GePUP: Generic Projection and Unconstrained PPE for Fourth-Order Solutions of the Incompressible Navier–Stokes Equations with No-Slip Boundary Conditions

Abstract

A generic projection maps one vector to another such that their difference is a gradient field and the projected vector does not have to be solenoidal. Via a commutator of Laplacian and the generic projection, the projected velocity is formulated as the sole evolutionary variable with the incompressibility constraint enforced by a pressure Poisson equation so that the dissipation of velocity divergence is governed by a heat equation. Different from previous projection methods, the GePUP formulation treats the time integrator as a black box. This prominent advantage is illustrated by straightforward formations of a semi-implicit time-stepping scheme and another explicit time-stepping scheme. Apart from its stability, the GePUP schemes have an optimal efficiency in that within each time step the solution is advanced by solving a sequence of linear systems with geometric multigrid.
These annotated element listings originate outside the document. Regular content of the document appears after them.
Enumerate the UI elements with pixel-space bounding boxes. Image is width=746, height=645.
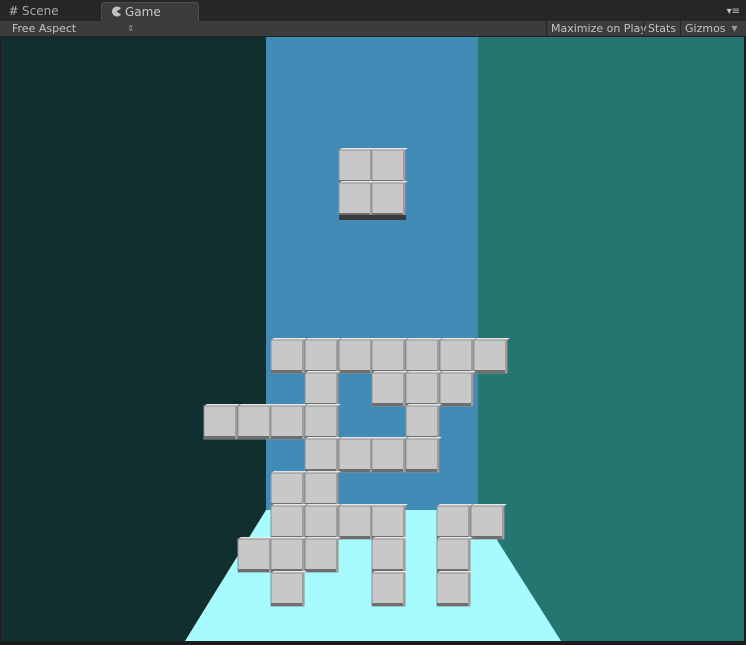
pacman-icon [110, 3, 123, 22]
tetris-cube [304, 504, 341, 540]
panel-menu-icon[interactable]: ▾≡ [727, 6, 740, 18]
tetris-cube [270, 537, 307, 573]
tetris-cube [439, 338, 476, 374]
tetris-cube [338, 504, 375, 540]
falling-piece-shadow [339, 215, 406, 220]
maximize-on-play-button[interactable]: Maximize on Play [546, 21, 651, 36]
game-viewport[interactable] [1, 37, 744, 641]
tab-scene[interactable]: # Scene [4, 2, 96, 21]
tetris-cube [237, 404, 274, 440]
tetris-cube [270, 404, 307, 440]
tetris-cube [470, 504, 507, 540]
tetris-cube [270, 338, 307, 374]
tetris-cube [304, 371, 341, 407]
triangle-down-icon: ▼ [731, 24, 738, 33]
tetris-cube [436, 571, 473, 607]
tetris-cube [270, 504, 307, 540]
tab-scene-label: Scene [22, 4, 59, 18]
tetris-cube [371, 371, 408, 407]
tab-game[interactable]: Game [101, 2, 199, 21]
aspect-dropdown[interactable]: Free Aspect ⇕ [1, 21, 138, 36]
tetris-cube [371, 504, 408, 540]
tetris-cube [304, 338, 341, 374]
tetris-cube [405, 404, 442, 440]
right-wall [478, 37, 744, 641]
gizmos-label: Gizmos [685, 22, 726, 35]
tetris-cube [405, 371, 442, 407]
tetris-cube [439, 371, 476, 407]
game-toolbar: Free Aspect ⇕ Maximize on Play Stats Giz… [0, 21, 746, 37]
tetris-cube [338, 148, 375, 184]
tetris-cube [405, 338, 442, 374]
tab-bar: # Scene Game ▾≡ [0, 0, 746, 21]
aspect-label: Free Aspect [12, 22, 77, 35]
tetris-cube [237, 537, 274, 573]
tetris-cube [338, 181, 375, 217]
stats-button[interactable]: Stats [643, 21, 680, 36]
tetris-cube [304, 404, 341, 440]
tetris-cube [371, 437, 408, 473]
grid-icon: # [8, 4, 19, 18]
left-wall [1, 37, 266, 641]
tab-game-label: Game [125, 5, 161, 19]
tetris-cube [270, 571, 307, 607]
tetris-cube [338, 338, 375, 374]
tetris-cube [304, 471, 341, 507]
gizmos-dropdown[interactable]: Gizmos ▼ [680, 21, 741, 36]
tetris-cube [405, 437, 442, 473]
tetris-cube [270, 471, 307, 507]
tetris-cube [371, 571, 408, 607]
tetris-cube [371, 338, 408, 374]
updown-arrows-icon: ⇕ [127, 24, 134, 33]
tetris-cube [304, 437, 341, 473]
tetris-cube [338, 437, 375, 473]
tetris-cube [371, 537, 408, 573]
tetris-cube [473, 338, 510, 374]
tetris-cube [203, 404, 240, 440]
tetris-cube [436, 537, 473, 573]
game-scene [1, 37, 744, 641]
tetris-cube [371, 181, 408, 217]
tetris-cube [304, 537, 341, 573]
tetris-cube [436, 504, 473, 540]
tetris-cube [371, 148, 408, 184]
A key component of the GePUP schemes is a fourth-order discrete projection for no-penetration domains. Results of numerical tests in two and three dimensions demonstrate that the GePUP schemes are fourth-order accurate both in time and in space. To facilitate efficiency comparison to other methods, a simple formula is introduced. Systematic arguments and timing results show that the GePUP schemes could be vastly superior over lower-order methods in terms of efficiency and accuracy. In some cases, the GePUP schemes running on the author's personal desktop would be faster than a second-order method running on the fastest supercomputer in the world! This paper contains enough details so that one can reproduce the numerical results by following the exposition.